My point is that the bulk of EU material is about different characters or expanding the main characters storylines.

That's actually what I liked the least about the EU -- the EU was constantly squeezing the supposedly galactic-scale New Republic down to having the same small-scale adventures with the same handful of main characters as the Rebel Alliance.

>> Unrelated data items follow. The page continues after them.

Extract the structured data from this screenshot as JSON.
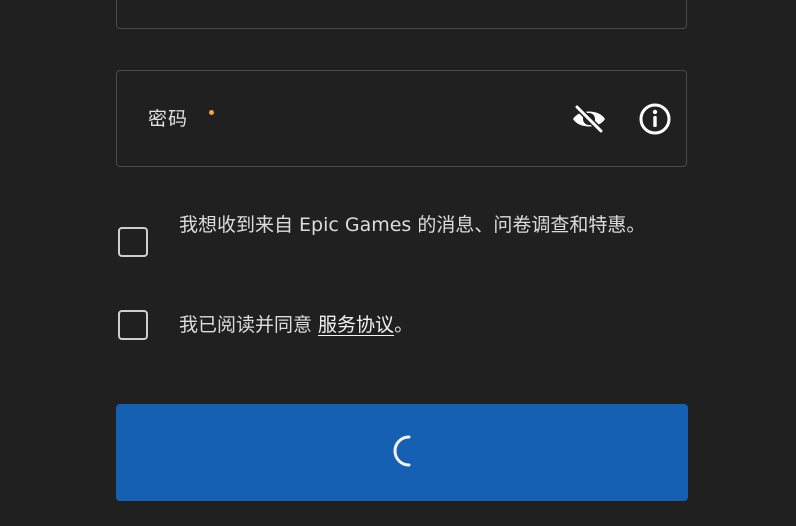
{
  "form": {
    "password_field": {
      "label": "密码",
      "required_marker_color": "#f2a23a",
      "visibility_icon": "eye-slash-icon",
      "info_icon": "info-icon"
    },
    "checkboxes": [
      {
        "text": "我想收到来自 Epic Games 的消息、问卷调查和特惠。",
        "checked": false
      },
      {
        "text_before": "我已阅读并同意 ",
        "link_text": "服务协议",
        "text_after": "。",
        "checked": false
      }
    ],
    "submit": {
      "state": "loading",
      "icon": "spinner-icon",
      "color": "#1660b4"
    }
  }
}
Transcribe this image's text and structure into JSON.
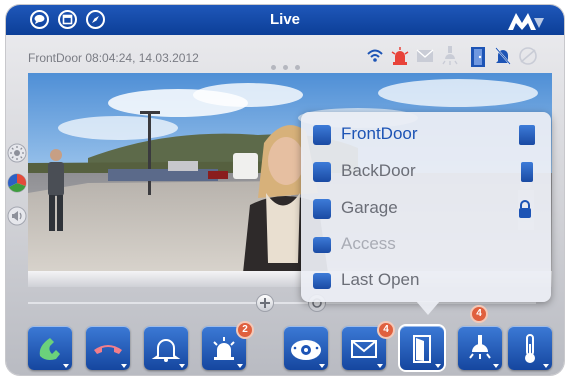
{
  "topbar": {
    "title": "Live",
    "left_icons": [
      "speech-bubble-icon",
      "window-icon",
      "compass-icon"
    ],
    "logo": "mobotix-logo"
  },
  "status": {
    "camera_info": "FrontDoor 08:04:24, 14.03.2012",
    "icons": [
      "wifi-icon",
      "alarm-icon",
      "mail-icon",
      "light-icon",
      "door-icon",
      "bell-muted-icon",
      "globe-icon"
    ],
    "alarm_color": "#e8433a",
    "accent": "#1d54b5"
  },
  "left_controls": [
    "brightness-icon",
    "color-icon",
    "volume-icon"
  ],
  "door_menu": {
    "items": [
      {
        "label": "FrontDoor",
        "selected": true,
        "status_icon": "door-open-icon"
      },
      {
        "label": "BackDoor",
        "selected": false,
        "status_icon": "door-closed-icon"
      },
      {
        "label": "Garage",
        "selected": false,
        "status_icon": "lock-icon"
      },
      {
        "label": "Access",
        "selected": false,
        "status_icon": ""
      },
      {
        "label": "Last Open",
        "selected": false,
        "status_icon": ""
      }
    ]
  },
  "toolbar": {
    "buttons": [
      {
        "name": "accept-call-icon",
        "badge": ""
      },
      {
        "name": "hang-up-icon",
        "badge": ""
      },
      {
        "name": "bell-icon",
        "badge": ""
      },
      {
        "name": "alarm-light-icon",
        "badge": "2"
      },
      {
        "name": "fisheye-camera-icon",
        "badge": ""
      },
      {
        "name": "mail-icon",
        "badge": "4"
      },
      {
        "name": "door-icon",
        "badge": ""
      },
      {
        "name": "light-icon",
        "badge": "4"
      },
      {
        "name": "thermometer-icon",
        "badge": ""
      }
    ]
  }
}
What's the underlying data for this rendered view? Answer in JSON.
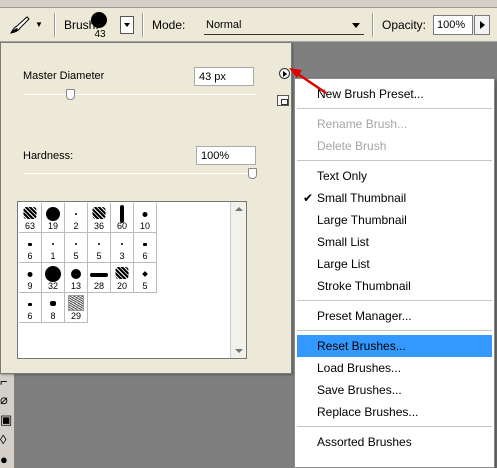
{
  "options_bar": {
    "brush_label": "Brush:",
    "brush_size": "43",
    "mode_label": "Mode:",
    "mode_value": "Normal",
    "opacity_label": "Opacity:",
    "opacity_value": "100%"
  },
  "brush_panel": {
    "master_diameter_label": "Master Diameter",
    "master_diameter_value": "43 px",
    "master_diameter_slider": 0.19,
    "hardness_label": "Hardness:",
    "hardness_value": "100%",
    "hardness_slider": 1.0,
    "presets": [
      {
        "size": "63",
        "shape": "scatter"
      },
      {
        "size": "19",
        "shape": "round-lg"
      },
      {
        "size": "2",
        "shape": "dot-xs"
      },
      {
        "size": "36",
        "shape": "scatter"
      },
      {
        "size": "60",
        "shape": "bar-v"
      },
      {
        "size": "10",
        "shape": "dot-md"
      },
      {
        "size": "6",
        "shape": "leaf"
      },
      {
        "size": "1",
        "shape": "dot-xs"
      },
      {
        "size": "5",
        "shape": "dot-xs"
      },
      {
        "size": "5",
        "shape": "dot-xs"
      },
      {
        "size": "3",
        "shape": "dot-xs"
      },
      {
        "size": "6",
        "shape": "leaf"
      },
      {
        "size": "9",
        "shape": "dot-md"
      },
      {
        "size": "32",
        "shape": "round-xl"
      },
      {
        "size": "13",
        "shape": "round-md"
      },
      {
        "size": "28",
        "shape": "bar-h"
      },
      {
        "size": "20",
        "shape": "scatter"
      },
      {
        "size": "5",
        "shape": "star"
      },
      {
        "size": "6",
        "shape": "leaf"
      },
      {
        "size": "8",
        "shape": "leaf-lg"
      },
      {
        "size": "29",
        "shape": "texture"
      }
    ]
  },
  "menu": {
    "items": [
      {
        "label": "New Brush Preset...",
        "state": "normal"
      },
      {
        "label": "Rename Brush...",
        "state": "disabled"
      },
      {
        "label": "Delete Brush",
        "state": "disabled"
      },
      {
        "label": "Text Only",
        "state": "normal"
      },
      {
        "label": "Small Thumbnail",
        "state": "checked"
      },
      {
        "label": "Large Thumbnail",
        "state": "normal"
      },
      {
        "label": "Small List",
        "state": "normal"
      },
      {
        "label": "Large List",
        "state": "normal"
      },
      {
        "label": "Stroke Thumbnail",
        "state": "normal"
      },
      {
        "label": "Preset Manager...",
        "state": "normal"
      },
      {
        "label": "Reset Brushes...",
        "state": "highlighted"
      },
      {
        "label": "Load Brushes...",
        "state": "normal"
      },
      {
        "label": "Save Brushes...",
        "state": "normal"
      },
      {
        "label": "Replace Brushes...",
        "state": "normal"
      },
      {
        "label": "Assorted Brushes",
        "state": "normal"
      }
    ],
    "check_glyph": "✔"
  },
  "icons": {
    "tool": "brush-tool-icon",
    "flyout": "flyout-menu-icon",
    "new_preset": "new-preset-icon"
  },
  "colors": {
    "highlight": "#3399ff",
    "arrow": "#e00000",
    "disabled": "#a5a5a5"
  }
}
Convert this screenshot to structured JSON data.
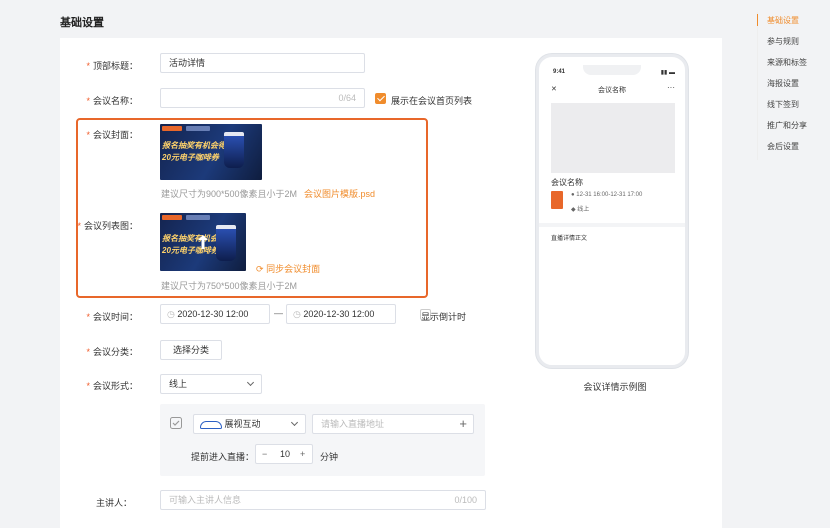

The Thrawn stories were the only ones that even hinted at strategic scale operations across entire sectors, and most of the New Republic stories basically have the entire New Republic Armed Forces either holding a collection of idiot balls or just flat out vanishing in a puff of plot logic.
 

ShadowArxxy

Well-known member
Comrade
Never read the X wing series i take it?

The X-Wing series were fun reads and I did enjoy them as a kid, but ranked among the very worst of the EU in terms of both fighter-wank and "handful of main characters wank". You basically had the super-hypercompetent-invincible-deathcommando-doompilots of Rogue Squadron doing everything while everyone else in the New Republic is either absent or a screaming moron who exists just to set up the Rogues for more glory.
 

Zachowon

The Army Life for me! The POG life for me!
Founder
Anyone wonder if the Disney canon as ECM stype stuff like misle scramblers or jammrs?

Well 100 percent confirmed in squadrons
 

DarthOne

☦️
It’s a joke. It’s obviously a reference to the tendency amongst SW fans to complain about whatever the latest iteration is, and see divisions produced in the fandom over it.
Which which is a best exaggerated and gets played up further by the Disney pawns. Not to mention something that's hardly unique to SW. Every franchise has people in it who won't be happy when the next movie/book/series comes out; whether its justified or not.
 

ShadowArxxy

Well-known member
Comrade
Anyone wonder if the Disney canon as ECM stype stuff like misle scramblers or jammrs?

Even if Squadrons' gameplay isn't canon, the technical descriptions, characters, and overall storyline should be. . . and they're really good, even if the Starhawk is the stupidest looking capital ship ever seen in Star Wars.

It's definitely noticeable how integrated Squadrons is with the rest of the Disney Canon; just about everything in the game is a reference to other stuff, a vast improvement over the old EU stuff that pretty much had each author independently making up contradictory (and incredibly wanky) details as they pleased.